Sonnet Algorithm Number 1
I would like to say there are a number of things wrong with this algorithm. But in my defense I wrote it in two hours and had never used the python nltk (natural language tool kit).
First the code and then the critique:
import nltk, re, pprint,sys,string
from urllib import urlopen
from sets import Set
try:
filename = "input"
stanza = ["evil","sin","punish"]#,"blessing"]
couplet = ["redeem"]
if sys.argv[1] == filename:
url = sys.argv[2]
data = urlopen(url).read()
tokens = nltk.word_tokenize(data)
text = nltk.Text(tokens)
#text = nltk.Text(nltk.corpus.gutenberg.words('bible-kjv.txt'))
for i in stanza:
text.concordance(i,lines=4)
#text.similar(i)
for i in couplet:
text.concordance(i,lines=2)
#text.similar(i)
else:
pattern = re.compile("[0-9]|\;|\:|\,")
poemwords = re.compile("|".join(stanza+couplet))
poem = []
f = open(filename,"r")
lines = f.readlines()
f.close()
lines = lines[1:len(lines)]
f = open(sys.argv[1]+".txt","w")
for l in lines:
if l.strip()[-1] != ":" :
sense = pattern.split(l)
newline = [s for s in sense if poemwords.search(s) != None][0].strip()
print newline+"\n"
f.write(newline+"\r")
f.close()
except:
print "Error"
for arg in sys.argv:
print arg--------------
The bash script:
python damnengine.py input http://www.gutenberg.org/cache/epub/10/pg10.txt > input python damnengine.py damn
-----------
The Algorithm
The overarching idea was to use the sonnet structure abab cdcd efef gg and to use a different word related to subject of the poem for each stanza. Because I had no time to find rhyming words when I was writing this (perhaps I will do this in v2) I just used the basic 4 line 2 line structure.
What did I do?
- I picked the words for each stanza and the couplet at the end- 4 words total- that relate to my subject matter. These words were not terribly imaginative on my part. I could probably use the text.similar function to select words.
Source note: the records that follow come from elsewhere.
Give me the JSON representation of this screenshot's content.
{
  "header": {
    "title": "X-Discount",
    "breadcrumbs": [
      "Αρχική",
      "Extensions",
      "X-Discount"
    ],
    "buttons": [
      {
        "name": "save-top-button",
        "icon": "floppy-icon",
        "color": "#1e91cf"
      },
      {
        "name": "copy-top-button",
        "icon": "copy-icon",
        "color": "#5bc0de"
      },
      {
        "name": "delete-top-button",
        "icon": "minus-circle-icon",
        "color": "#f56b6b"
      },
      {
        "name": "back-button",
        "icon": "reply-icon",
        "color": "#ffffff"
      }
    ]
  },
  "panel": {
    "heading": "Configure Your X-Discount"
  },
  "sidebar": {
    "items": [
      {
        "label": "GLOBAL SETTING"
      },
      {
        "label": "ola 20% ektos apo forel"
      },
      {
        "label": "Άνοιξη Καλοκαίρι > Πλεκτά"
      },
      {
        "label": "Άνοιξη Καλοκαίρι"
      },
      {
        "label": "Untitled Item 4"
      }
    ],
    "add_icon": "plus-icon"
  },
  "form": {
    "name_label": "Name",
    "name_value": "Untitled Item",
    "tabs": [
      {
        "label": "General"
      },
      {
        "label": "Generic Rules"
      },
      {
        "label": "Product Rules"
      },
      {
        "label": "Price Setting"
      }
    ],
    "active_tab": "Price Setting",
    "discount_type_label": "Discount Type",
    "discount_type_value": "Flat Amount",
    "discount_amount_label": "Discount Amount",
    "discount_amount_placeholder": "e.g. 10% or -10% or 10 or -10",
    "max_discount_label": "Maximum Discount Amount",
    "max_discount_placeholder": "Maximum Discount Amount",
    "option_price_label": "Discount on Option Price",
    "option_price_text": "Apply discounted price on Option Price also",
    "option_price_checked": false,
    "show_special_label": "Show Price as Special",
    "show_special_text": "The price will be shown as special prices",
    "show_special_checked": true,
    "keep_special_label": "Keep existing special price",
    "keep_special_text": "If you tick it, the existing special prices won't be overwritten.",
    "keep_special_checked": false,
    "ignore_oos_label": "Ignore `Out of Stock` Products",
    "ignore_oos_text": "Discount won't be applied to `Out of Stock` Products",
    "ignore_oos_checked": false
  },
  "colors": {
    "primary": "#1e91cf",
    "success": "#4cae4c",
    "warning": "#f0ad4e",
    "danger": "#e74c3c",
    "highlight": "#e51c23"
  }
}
- Downloaded the text from gutenberg (free) and load it into the nltk parser. Really I should have postparsed the text and divided it up by sentences rather than lines. There are plenty of lines that start with partial words.
- Used text.concordance to find the first 4 lines in the text with my key words, and then find 2 lines with the couplet words. Really what I should have done is find all lines with the selected words (or the similar words) and then selected the lines with the appropriate rhymes and/or manipulate the word structure of lines or mix and match lines. The list goes on...
- Then because concordance prints everything to the standard output I ended up writing a shell script that pipes this output into a file and then processes the file again. I could have just redefined the standard output to a file and avoided the whole shell script thing but then I wrote this in 2 hours, and spent 10 minutes saying f@#$@k why isn't the concordance output going into my hashtable.
- I ran the program a second time (this is processed in the second part of the massive conditional statemnt in the program). This time I processed the results of the concordance. I split each line based upon punctuation and select the part of the sentence that contains my ket word. Again this feels like a hack, and I had to do it because the line breaks broke in the middle of words so I could not just take an entire line willy nilly. But when I run this script against something punctuation light - like Njal's saga, it does not work. This just means I would have to preparse for sentences.
- Thats it. There is something buggy - because one time I ran this program it output 3 lines 4 lines 3 lines 2 lines and I think it has something to do with my splitting up the line based on punctuation.
Conclusion
- Despite all these shortcomings I am actually quite happy with the poems that this generates and they do in some sense seem to be my poems - although slightly dada. I do feel like I have authorial power over these creations. First, by the selection of the format (the modified sonnet), and then by the selection of the key words and the decision to have each stanza contain one key word.
Next Steps
- Break out the key word selection to a function or externa file
- Add functionality for finding rhyming words
- Look at all concordances not just the first 4 lines and find the 'best' match - whatever I decide best is.
- Preparse the text based on sentences. I do think however that I should not be matching entire lines and bringing them into a poem. So perhaps I need to...
- Work on some syllable analysis functionality AND
- I would say some sentence structure analysis but this seems antithetical to poetry - eventually I will probably incorporate sentence structure information so I can create my own grammatically incorrect lines with some intentionality
Final Thoughts
Sometimes less is more. This is a super simple algorithm but produces lovely cryptic poems. The artistry is in the selection of the text and the selection of the key words.